Posted On : 2013-04-24 21:18:50( TIMEZONE : IST )

MRF - 2QSY2013 Result Update - Angel Broking

For 2QSY2013, MRF reported a 2.9% yoy decline in revenue to Rs. 2,906cr (Rs. 2,993cr in 2QSY2012), on account of slowdown in auto industry. Declining rubber prices led to a 440bp yoy expansion in the EBITDA margin to 15.3% from 10.9% in the same quarter last year. Consequently, the net profit for the quarter surged by 40.3% yoy to Rs. 211cr, from Rs. 150cr in 2QSY2012.

Low rubber prices benefits margin in spite of low demand: Volatility in rubber (a major raw material for MRF) prices since the last two years has favorably impacted the company's financials. Rubber prices have declined to an average of Rs. 160/kg in 2QSY2013 as compared to an average of Rs. 173/kg in 1QSY2013 and Rs. 191/kg in 2QSY2012. This led to an expansion in the EBITDA margin by 196bp qoq and 440bp yoy to 15.3% for the quarter. Going forward, since the company has taken price cuts in its products during 2QSY2013 and demand for its tyres is low due to a slowdown in the auto industry, we expect the EBITDA margin for 2HSY2013 to be lower compared to the current quarter, thus resulting in an overall margin of 14.1% for SY2013. We expect the EBITDA margin to contract by 65bp yoy in SY2014 due to price cuts, which could further escalate if the demand does not pick up.
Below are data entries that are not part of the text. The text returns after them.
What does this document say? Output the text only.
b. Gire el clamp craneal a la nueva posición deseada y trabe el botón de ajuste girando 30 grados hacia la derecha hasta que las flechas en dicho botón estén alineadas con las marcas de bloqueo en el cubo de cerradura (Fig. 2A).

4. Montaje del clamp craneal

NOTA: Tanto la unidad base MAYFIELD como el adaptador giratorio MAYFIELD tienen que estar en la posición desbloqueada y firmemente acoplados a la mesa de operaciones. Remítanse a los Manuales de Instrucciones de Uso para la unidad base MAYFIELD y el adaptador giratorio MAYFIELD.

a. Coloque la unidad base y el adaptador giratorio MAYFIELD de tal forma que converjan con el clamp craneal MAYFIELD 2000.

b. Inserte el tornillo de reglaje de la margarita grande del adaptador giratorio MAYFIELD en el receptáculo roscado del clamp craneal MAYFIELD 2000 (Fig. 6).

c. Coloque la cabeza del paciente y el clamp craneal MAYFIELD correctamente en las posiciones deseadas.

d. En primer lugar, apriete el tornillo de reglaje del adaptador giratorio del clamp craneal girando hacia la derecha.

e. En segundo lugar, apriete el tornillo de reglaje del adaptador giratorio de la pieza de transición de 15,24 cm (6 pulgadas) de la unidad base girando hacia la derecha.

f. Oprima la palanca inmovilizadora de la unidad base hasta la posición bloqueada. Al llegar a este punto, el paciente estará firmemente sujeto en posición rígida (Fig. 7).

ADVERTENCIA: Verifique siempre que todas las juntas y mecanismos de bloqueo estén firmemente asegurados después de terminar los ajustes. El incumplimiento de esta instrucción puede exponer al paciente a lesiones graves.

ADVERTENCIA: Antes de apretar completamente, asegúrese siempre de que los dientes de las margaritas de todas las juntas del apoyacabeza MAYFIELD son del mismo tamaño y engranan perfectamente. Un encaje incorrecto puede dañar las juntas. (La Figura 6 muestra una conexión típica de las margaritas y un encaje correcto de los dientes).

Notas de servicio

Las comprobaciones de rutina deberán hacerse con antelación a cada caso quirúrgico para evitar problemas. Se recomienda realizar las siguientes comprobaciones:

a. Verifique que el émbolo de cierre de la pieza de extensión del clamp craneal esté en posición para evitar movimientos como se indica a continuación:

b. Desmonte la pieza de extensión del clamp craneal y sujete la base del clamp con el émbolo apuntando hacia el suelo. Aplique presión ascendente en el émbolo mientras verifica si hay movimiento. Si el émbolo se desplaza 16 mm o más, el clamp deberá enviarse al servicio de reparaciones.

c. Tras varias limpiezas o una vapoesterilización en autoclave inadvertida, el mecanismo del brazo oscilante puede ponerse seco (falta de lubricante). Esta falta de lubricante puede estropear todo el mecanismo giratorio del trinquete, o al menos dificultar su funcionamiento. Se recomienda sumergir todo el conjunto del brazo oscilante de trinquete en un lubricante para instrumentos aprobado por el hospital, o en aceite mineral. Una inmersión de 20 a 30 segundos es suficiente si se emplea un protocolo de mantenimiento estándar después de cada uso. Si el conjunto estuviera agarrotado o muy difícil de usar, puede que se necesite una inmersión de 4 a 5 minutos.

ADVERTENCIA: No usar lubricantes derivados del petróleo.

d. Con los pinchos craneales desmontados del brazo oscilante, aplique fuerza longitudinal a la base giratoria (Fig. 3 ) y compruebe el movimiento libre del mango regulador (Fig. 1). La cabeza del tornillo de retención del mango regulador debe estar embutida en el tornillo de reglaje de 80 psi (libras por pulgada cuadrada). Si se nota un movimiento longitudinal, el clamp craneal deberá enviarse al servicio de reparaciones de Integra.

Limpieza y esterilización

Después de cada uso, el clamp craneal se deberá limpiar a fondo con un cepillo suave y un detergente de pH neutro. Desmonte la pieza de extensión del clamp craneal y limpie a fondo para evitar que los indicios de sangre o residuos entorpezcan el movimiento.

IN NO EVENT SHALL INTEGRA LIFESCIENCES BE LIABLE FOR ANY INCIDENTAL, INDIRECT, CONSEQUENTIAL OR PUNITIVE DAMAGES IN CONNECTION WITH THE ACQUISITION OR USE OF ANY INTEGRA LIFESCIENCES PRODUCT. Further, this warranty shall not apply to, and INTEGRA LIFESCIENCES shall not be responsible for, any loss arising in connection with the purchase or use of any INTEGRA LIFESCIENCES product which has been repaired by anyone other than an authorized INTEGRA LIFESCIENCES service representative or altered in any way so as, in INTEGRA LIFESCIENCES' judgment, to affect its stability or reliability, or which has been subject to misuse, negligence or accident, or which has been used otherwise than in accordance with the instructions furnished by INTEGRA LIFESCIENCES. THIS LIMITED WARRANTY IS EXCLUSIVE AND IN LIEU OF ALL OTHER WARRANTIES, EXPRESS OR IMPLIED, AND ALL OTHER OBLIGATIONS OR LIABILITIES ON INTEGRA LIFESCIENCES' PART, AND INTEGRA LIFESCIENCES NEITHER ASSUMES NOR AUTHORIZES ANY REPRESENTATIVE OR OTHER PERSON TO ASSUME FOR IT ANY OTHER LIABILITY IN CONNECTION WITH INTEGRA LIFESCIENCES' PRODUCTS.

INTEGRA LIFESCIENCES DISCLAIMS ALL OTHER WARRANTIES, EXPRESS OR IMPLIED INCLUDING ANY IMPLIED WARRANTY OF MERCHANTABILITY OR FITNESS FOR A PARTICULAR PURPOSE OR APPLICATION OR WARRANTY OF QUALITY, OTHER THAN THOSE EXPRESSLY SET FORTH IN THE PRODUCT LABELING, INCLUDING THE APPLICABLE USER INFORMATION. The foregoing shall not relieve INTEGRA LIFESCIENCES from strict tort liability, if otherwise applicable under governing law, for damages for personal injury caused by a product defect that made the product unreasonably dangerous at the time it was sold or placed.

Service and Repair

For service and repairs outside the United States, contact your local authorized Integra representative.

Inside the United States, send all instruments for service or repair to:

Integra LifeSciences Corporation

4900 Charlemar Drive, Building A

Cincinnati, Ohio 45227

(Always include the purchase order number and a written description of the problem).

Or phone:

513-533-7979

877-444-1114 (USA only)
Outlook and valuation: We expect MRF to post a 3.0% revenue CAGR over SY2012-14 to Rs. 12,587cr, while EBITDA margin is expected to expand by 348bp to 14.1% in SY2013, due to decline in rubber prices. However, we expect margin to contract in SY2014 to 13.5% on account of reduction in tyre prices. Consequently, the net profit is expected to post a 18.7% CAGR over SY2012-14 to Rs. 807cr. At the current market price, MRF is trading at a PE of 7.3x its SY2014E earnings and at a P/BV of 1.3x for SY2014E. We upgrade the stock to Buy rating on the stock with a revised target price of Rs. 15,225, based on a target P/E of 8.0x for SY2014E earnings.